November 15, 2006

Paul on Lifestyle Worship


Paul develops this thought further in Romans 12:1. As an appropriate response (“Therefore”) to all the wonderful “mercies of God” he has been explicating in chapters 1–11 of his epistle, he enjoins believers to present as their “bodies,” that is their entire lives, to God living sacrificial gifts of thanksgiving. There is to be no sacred/secular compartmentalization in the lives of Christians. Paul reminds us elsewhere that we have been “bought with a price,” and again the fitting response is to “glorify God in your bodies” (1 Cor 6:20). As “temples of the Holy Spirit,” both individually (1 Cor 6:19) and corporately as the church (1 Cor 3:16), the place of worship is always present with us, and the time for worship is always NOW: “Whether you eat or drink, or whatever you do, do all to the glory of God” (1 Cor 10:31).

by Ron Man

Jesus on Lifestyle Worship


In John 4 Jesus makes a significant statement about the nature of worship under His Lordship. Jesus tells the Samaritan woman that “an hour is coming when neither in this mountain nor in Jerusalem will you worship the Father” (v.21), but rather “an hour is coming, and now is, when the true worshipers will worship the Father in spirit and in truth” (v.23).
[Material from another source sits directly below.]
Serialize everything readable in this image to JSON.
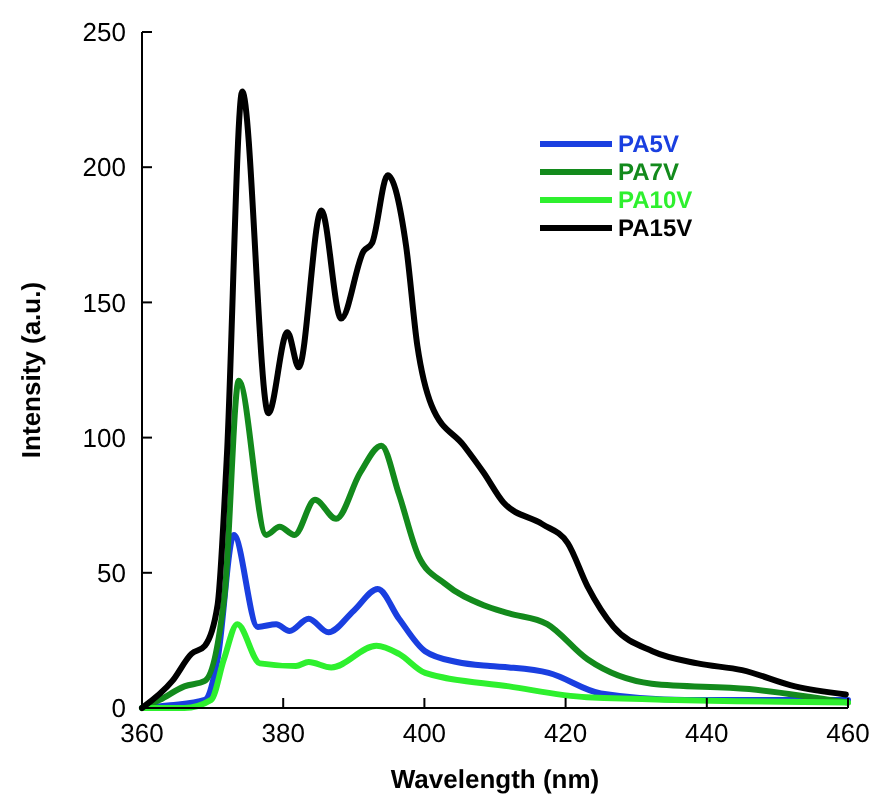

Jesus’ redirection of the preposition in from speaking of external location to internal focus is a grammatical shift of enormous spiritual significance: He is saying that He is changing the rules: no longer is it a matter of where or when you worship, but how you worship. No longer is there a geographical center for the people of God. Worship is now to be everywhere and at every time. As has been said, this is not a devaluing of times and places for corporate worship, but rather a hallowing of every time and every place as suitable for worshiping God.

by Ron Man

Seeing God


The more we see of God, the more we are moved to respond in love, praise, adoration and worship. He is inscrutable; He is beyond our tracing out, He is more than we could possibly “fashion” or understand. May He enable us to understand what we are capable of understanding so that we can turn it into praise!